Electron Transport Chain (ETC):

• Eukaryotes are located in the cristae of the mitochondria
• Aerobic prokaryotes are located in the plasma membrane
• ETC consists of a series of carrier molecules
• The chain Passes energy-rich electrons successively from one to another
• The chain Contains complex arrays of protein and cytochrome (Proteins with heme groups with central iron atoms)
• The ETC receives electrons from NADH and FADH2 and produces ATP by oxidative phosphorylation Oxygen is the final electron acceptor, and combines with hydrogen ions to form water
• Three protein complexes = NADH-Q reductase complex, cytochrome reductase complex, and cytochrome oxidase complex.
• Pumps H from matrix (intermembrane space, cytochrome c).
• Also consists of 2 electron carrier molecules that transport e between complexes = Coenzyme Q.
• High E electrons carried by NADH and FADH2 enter ETC, and low E electrons leave it.
• The complexes use the energy released to pump protons from matrix to intermembrane space against their concentration gradient.
• H+ becomes more concentrated in the intermembrane space, creating an electrochemical gradient.
• ATP synthase allows H+ to flow down its gradient, which drives the synthesis of ATP from ADP and inorganic phosphate by ATP synthase.
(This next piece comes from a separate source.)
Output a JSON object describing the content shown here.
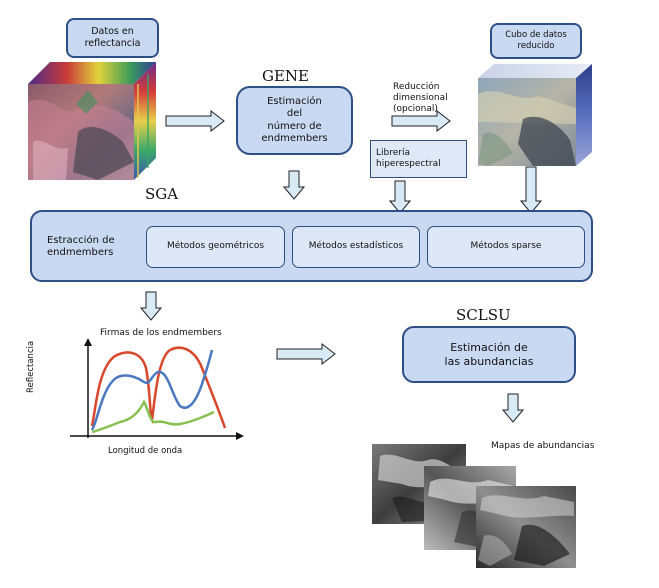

Energy Yield from Glucose Metabolism:

• 2 net ATP result from glucose becoming 2 pyruvate in Glycolysis
• Two NADH from Glycolysis leads on to 4 or 6 ATP in electron train transport
• Glucose results in 2 Net ATP in Glycolysis, two NADH and further along process
• 2 NADH, 2 Acetyl, 2CO2 , 6 NADH,2 ATP, 2 FADH2, H+

Fermentation:

• Pyruvate is a pivotal metabolite in cellular respiration.
• If O₂ is absent, the cell will ferment, an anaerobic process in the cytoplasm.
• Glucose is incompletely metabolized either to:
• Lactatic acid fermentation (e.g.:lactic-acid bacteria and some animal cells)
• Alcoholic fermentation: alcohol and CO₂ (e.g.: yeast).
• Fermentation advantages include providing a quick burst of ATP, which is low but rapid, and regeneration of NAD+.
• Disadvantages are alcohol and lactate are toxic.
• Lactate causes changes in pH and fatigue in muscles.
• Other issues include oxygen debt and yeast die off
• Fermentation takes Glucose inputs resulting in 2 ATP, 2 ADP + 2 P = 2 lactate or 2 alcohol and 2 COO₂.

Metabolic Reactions:

• Catabolism involves Degradative reactions, is exergonic, and catabolism produces molecules that can be used for anabolism of other compounds.
• Anabolism involves Synthetic reactions, is endergonic.
• Both catabolism and anabolism utilize the same pools of metabolites.
• The metabolic pool concept includes amino acids creating proteins, glucose creating carbohydrates and glycerol and fatty acids creating fats. Excess CHO results in formation of fat, and Extra G3P is converted to glycerol and FA.